Il tendit sa joue vers elle, et Hermione se dit que malgré ses moqueries, il devait lui faire sacrément confiance. Elle n'avait jamais utilisé ce sortilège, et elle pouvait aisément aggraver son état. Mais il ne dit rien et la laissa faire, alors Hermione pointa sa baguette et prononça le plus distinctement possible :

"Conferrumino pellis."

L'entaille se referma, ne formant plus qu'une ligne rosée sur sa peau. Seul quelqu'un de très attentif aurait pu remarquer sa blessure, mais Hermione la voyait toujours, et ça l'agaçait de savoir que la trace de la colère de son père resterait marquée ainsi pendant encore longtemps.

"Tu devrais mettre de l'Essence de Dictame dessus pour la faire disparaître complètement." avisa-t-elle.

Drago eut un petit rire :

"Effronté de ta part ça, Granger, étant donné que tu n'as jamais appliqué celle que je t'ai conseillé de mettre pendant des semaines."

Elle sentit ses joues rougir. Il avait raison, elle n'avait jamais appliqué quoique ce soit sur sa blessure que Crabbe et Goyle lui avait fait dans la nuque.
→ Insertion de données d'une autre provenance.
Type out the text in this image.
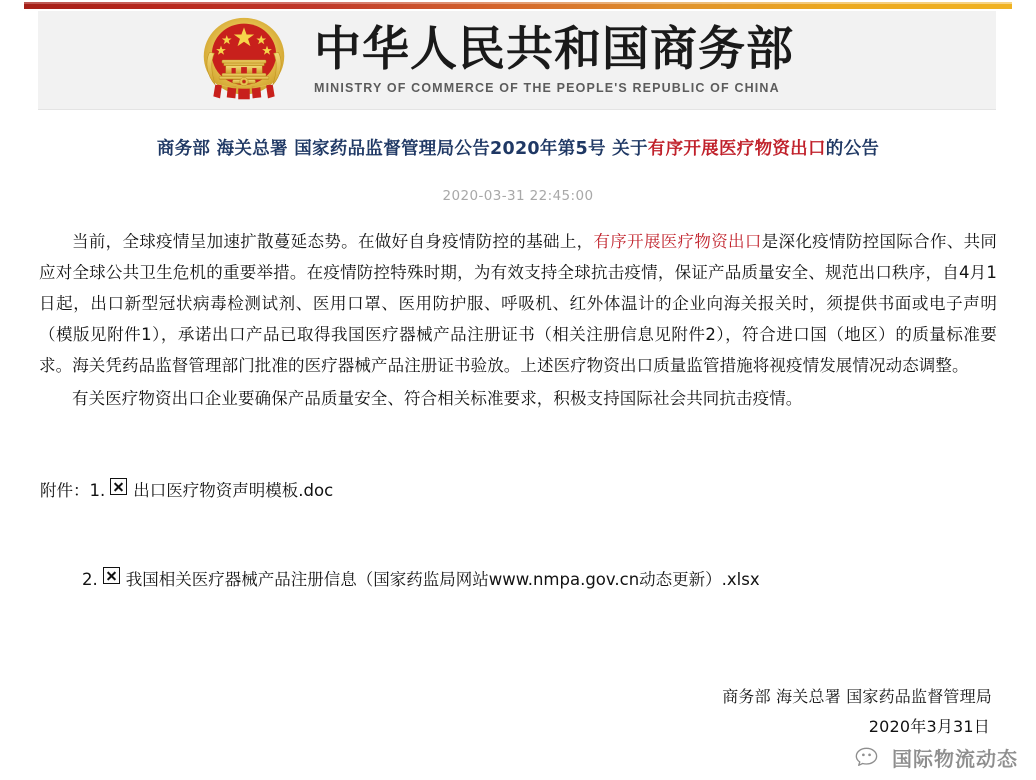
中华人民共和国商务部
MINISTRY OF COMMERCE OF THE PEOPLE'S REPUBLIC OF CHINA
商务部 海关总署 国家药品监督管理局公告2020年第5号 关于有序开展医疗物资出口的公告
2020-03-31 22:45:00

当前，全球疫情呈加速扩散蔓延态势。在做好自身疫情防控的基础上，有序开展医疗物资出口是深化疫情防控国际合作、共同应对全球公共卫生危机的重要举措。在疫情防控特殊时期，为有效支持全球抗击疫情，保证产品质量安全、规范出口秩序，自4月1日起，出口新型冠状病毒检测试剂、医用口罩、医用防护服、呼吸机、红外体温计的企业向海关报关时，须提供书面或电子声明（模版见附件1），承诺出口产品已取得我国医疗器械产品注册证书（相关注册信息见附件2），符合进口国（地区）的质量标准要求。海关凭药品监督管理部门批准的医疗器械产品注册证书验放。上述医疗物资出口质量监管措施将视疫情发展情况动态调整。

有关医疗物资出口企业要确保产品质量安全、符合相关标准要求，积极支持国际社会共同抗击疫情。

附件：1. 出口医疗物资声明模板.doc
2. 我国相关医疗器械产品注册信息（国家药监局网站www.nmpa.gov.cn动态更新）.xlsx
商务部 海关总署 国家药品监督管理局
2020年3月31日
国际物流动态
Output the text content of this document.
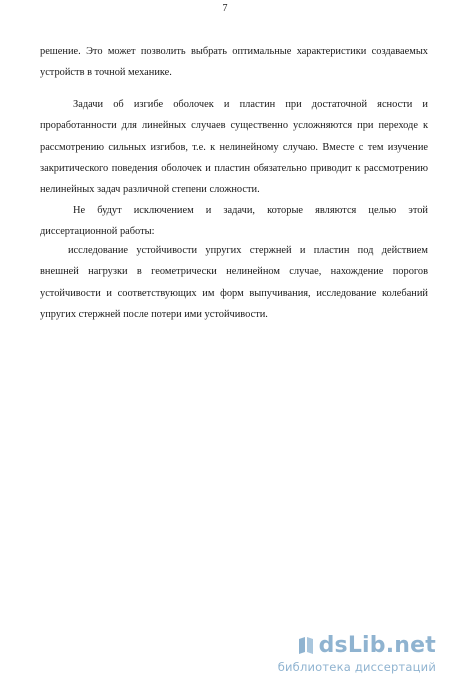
7
решение. Это может позволить выбрать оптимальные характеристики создаваемых
устройств в точной механике.
Задачи об изгибе оболочек и пластин при достаточной ясности и
проработанности для линейных случаев существенно усложняются при переходе к
рассмотрению сильных изгибов, т.е. к нелинейному случаю. Вместе с тем изучение
закритического поведения оболочек и пластин обязательно приводит к рассмотрению
нелинейных задач различной степени сложности.
Не будут исключением и задачи, которые являются целью этой
диссертационной работы:
исследование устойчивости упругих стержней и пластин под действием
внешней нагрузки в геометрически нелинейном случае, нахождение порогов
устойчивости и соответствующих им форм выпучивания, исследование колебаний
упругих стержней после потери ими устойчивости.
dsLib.net
библиотека диссертаций
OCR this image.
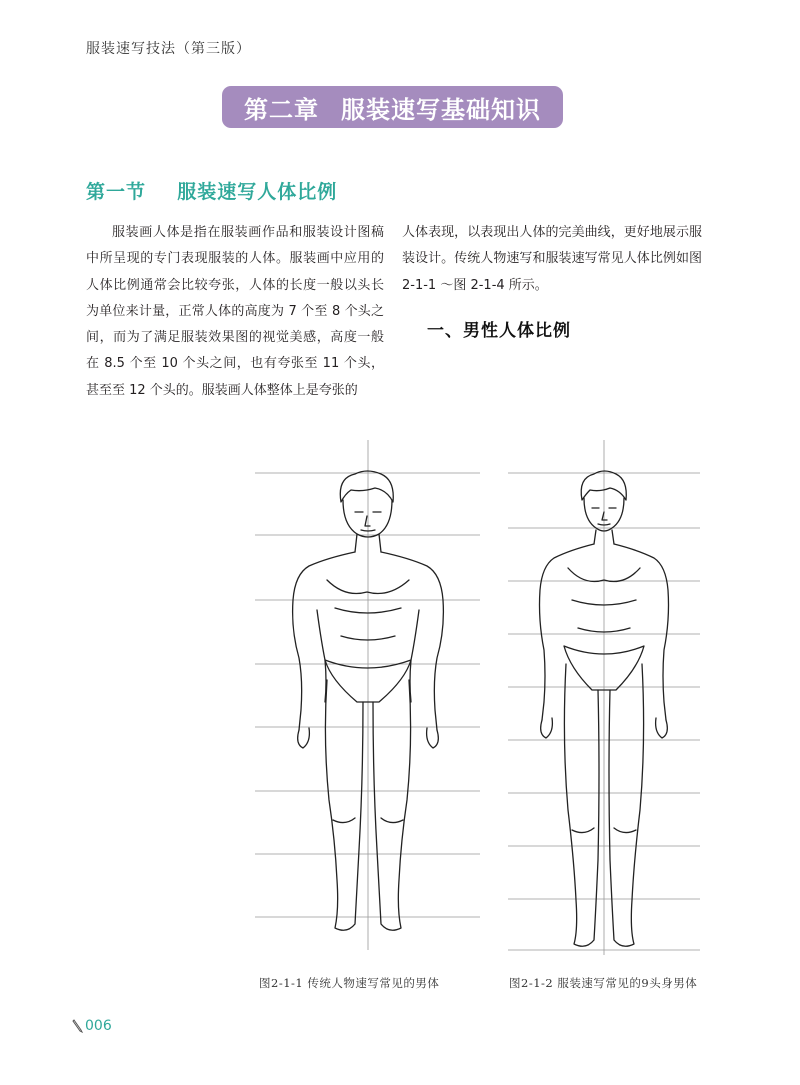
服装速写技法（第三版）
第二章 服装速写基础知识
第一节 服装速写人体比例

服装画人体是指在服装画作品和服装设计图稿中所呈现的专门表现服装的人体。服装画中应用的人体比例通常会比较夸张，人体的长度一般以头长为单位来计量，正常人体的高度为 7 个至 8 个头之间，而为了满足服装效果图的视觉美感，高度一般在 8.5 个至 10 个头之间，也有夸张至 11 个头，甚至至 12 个头的。服装画人体整体上是夸张的

人体表现，以表现出人体的完美曲线，更好地展示服装设计。传统人物速写和服装速写常见人体比例如图 2-1-1 ～图 2-1-4 所示。

一、男性人体比例
图2-1-1 传统人物速写常见的男体	图2-1-2 服装速写常见的9头身男体
006
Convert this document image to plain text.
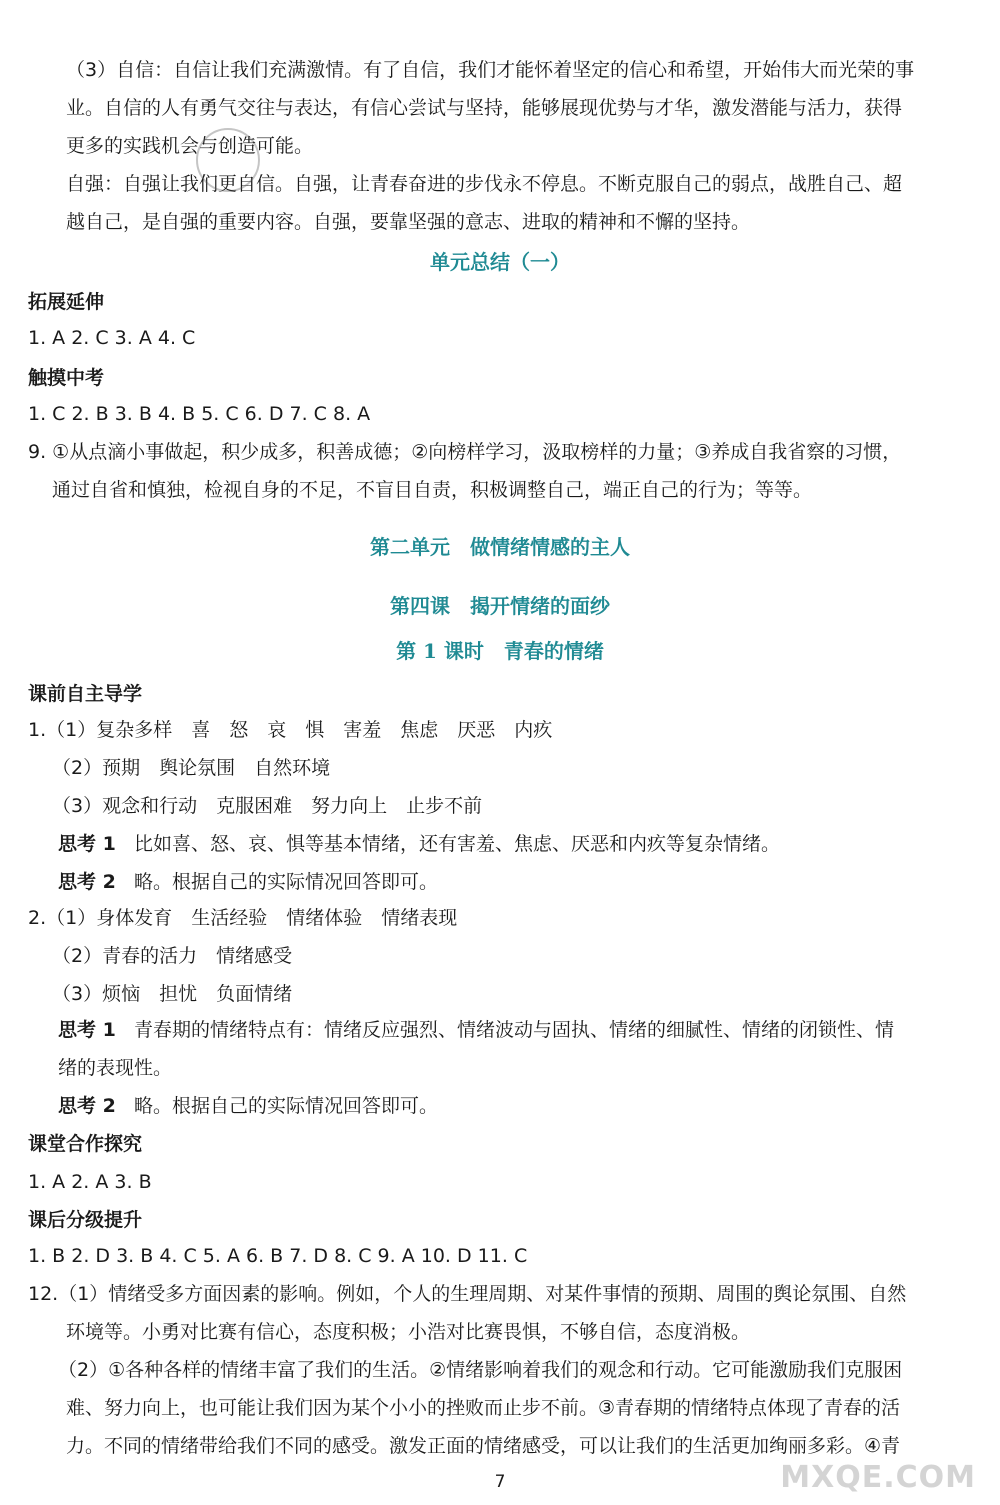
（3）自信：自信让我们充满激情。有了自信，我们才能怀着坚定的信心和希望，开始伟大而光荣的事
业。自信的人有勇气交往与表达，有信心尝试与坚持，能够展现优势与才华，激发潜能与活力，获得
更多的实践机会与创造可能。
自强：自强让我们更自信。自强，让青春奋进的步伐永不停息。不断克服自己的弱点，战胜自己、超
越自己，是自强的重要内容。自强，要靠坚强的意志、进取的精神和不懈的坚持。
单元总结（一）
拓展延伸
1. A 2. C 3. A 4. C
触摸中考
1. C 2. B 3. B 4. B 5. C 6. D 7. C 8. A
9. ①从点滴小事做起，积少成多，积善成德；②向榜样学习，汲取榜样的力量；③养成自我省察的习惯，
通过自省和慎独，检视自身的不足，不盲目自责，积极调整自己，端正自己的行为；等等。
第二单元　做情绪情感的主人
第四课　揭开情绪的面纱
第 1 课时　青春的情绪
课前自主导学
1.（1）复杂多样　喜　怒　哀　惧　害羞　焦虑　厌恶　内疚
（2）预期　舆论氛围　自然环境
（3）观念和行动　克服困难　努力向上　止步不前
思考 1 比如喜、怒、哀、惧等基本情绪，还有害羞、焦虑、厌恶和内疚等复杂情绪。
思考 2 略。根据自己的实际情况回答即可。
2.（1）身体发育　生活经验　情绪体验　情绪表现
（2）青春的活力　情绪感受
（3）烦恼　担忧　负面情绪
思考 1 青春期的情绪特点有：情绪反应强烈、情绪波动与固执、情绪的细腻性、情绪的闭锁性、情
绪的表现性。
思考 2 略。根据自己的实际情况回答即可。
课堂合作探究
1. A 2. A 3. B
课后分级提升
1. B 2. D 3. B 4. C 5. A 6. B 7. D 8. C 9. A 10. D 11. C
12.（1）情绪受多方面因素的影响。例如，个人的生理周期、对某件事情的预期、周围的舆论氛围、自然
环境等。小勇对比赛有信心，态度积极；小浩对比赛畏惧，不够自信，态度消极。
（2）①各种各样的情绪丰富了我们的生活。②情绪影响着我们的观念和行动。它可能激励我们克服困
难、努力向上，也可能让我们因为某个小小的挫败而止步不前。③青春期的情绪特点体现了青春的活
力。不同的情绪带给我们不同的感受。激发正面的情绪感受，可以让我们的生活更加绚丽多彩。④青
7	MXQE.COM
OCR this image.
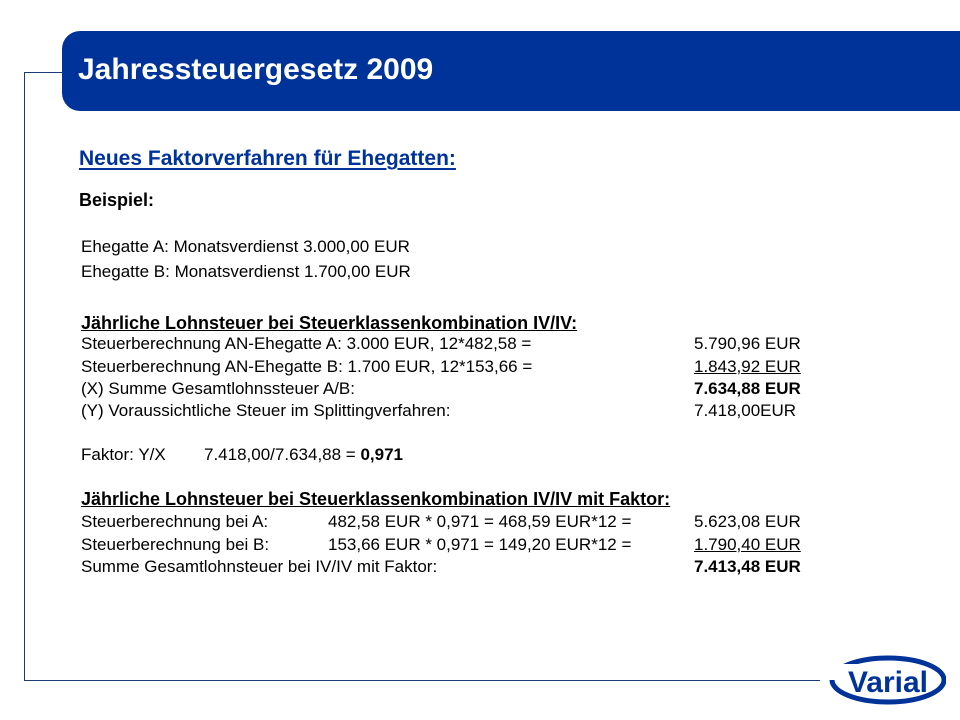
Jahressteuergesetz 2009
Neues Faktorverfahren für Ehegatten:
Beispiel:
Ehegatte A: Monatsverdienst 3.000,00 EUR
Ehegatte B: Monatsverdienst 1.700,00 EUR
Jährliche Lohnsteuer bei Steuerklassenkombination IV/IV:
Steuerberechnung AN-Ehegatte A: 3.000 EUR, 12*482,58 =	5.790,96 EUR
Steuerberechnung AN-Ehegatte B: 1.700 EUR, 12*153,66 =	1.843,92 EUR
(X) Summe Gesamtlohnssteuer A/B:	7.634,88 EUR
(Y) Voraussichtliche Steuer im Splittingverfahren:	7.418,00EUR
Faktor: Y/X 7.418,00/7.634,88 = 0,971
Jährliche Lohnsteuer bei Steuerklassenkombination IV/IV mit Faktor:
Steuerberechnung bei A:	482,58 EUR * 0,971 = 468,59 EUR*12 =	5.623,08 EUR
Steuerberechnung bei B:	153,66 EUR * 0,971 = 149,20 EUR*12 =	1.790,40 EUR
Summe Gesamtlohnsteuer bei IV/IV mit Faktor:	7.413,48 EUR
Varial
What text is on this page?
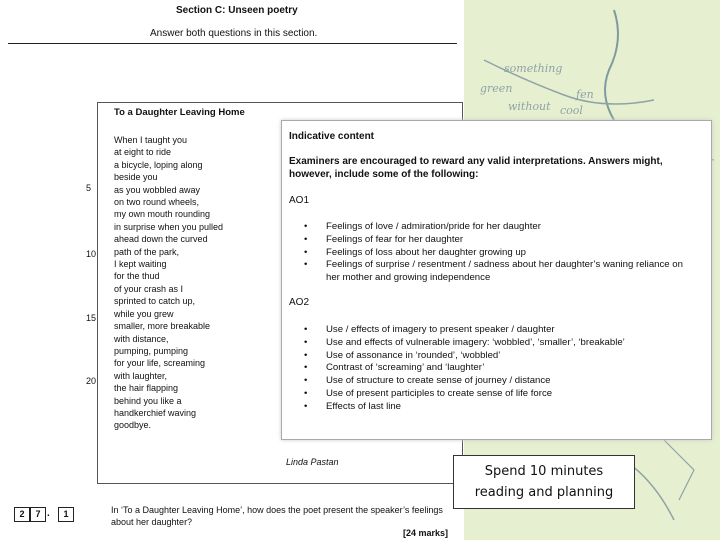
something
green
without cool
fen
Section C: Unseen poetry
Answer both questions in this section.
To a Daughter Leaving Home
When I taught you
at eight to ride
a bicycle, loping along
beside you
as you wobbled away
on two round wheels,
my own mouth rounding
in surprise when you pulled
ahead down the curved
path of the park,
I kept waiting
for the thud
of your crash as I
sprinted to catch up,
while you grew
smaller, more breakable
with distance,
pumping, pumping
for your life, screaming
with laughter,
the hair flapping
behind you like a
handkerchief waving
goodbye.
5
10
15
20
Linda Pastan
Indicative content
Examiners are encouraged to reward any valid interpretations. Answers might, however, include some of the following:
AO1
• Feelings of love / admiration/pride for her daughter
• Feelings of fear for her daughter
• Feelings of loss about her daughter growing up
• Feelings of surprise / resentment / sadness about her daughter’s waning reliance on her mother and growing independence
AO2
• Use / effects of imagery to present speaker / daughter
• Use and effects of vulnerable imagery: ‘wobbled’, ‘smaller’, ‘breakable’
• Use of assonance in ‘rounded’, ‘wobbled’
• Contrast of ‘screaming’ and ‘laughter’
• Use of structure to create sense of journey / distance
• Use of present participles to create sense of life force
• Effects of last line
Spend 10 minutes
reading and planning
2	7 .	1	In ‘To a Daughter Leaving Home’, how does the poet present the speaker’s feelings about her daughter?
[24 marks]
Elle n'en démorda pas pour autant :

"Peut-être, mais toi, c'est sur la joue."

"Je t'ai dit, je veux qu'il puisse la voir." dit Drago. "Je veux voir le regret dans ses yeux à chaque fois qu'il me regardera."

"Est-ce que tu as dit à Théo pourquoi tu étais blessé ?"

Drago secoua la tête :

"Non. Je lui ai dit que je n'avais pas réussi à contrôler ma magie et que le sort était parti tout seul. Je ne veux pas qu'il sache que Lucius m'a fait ça."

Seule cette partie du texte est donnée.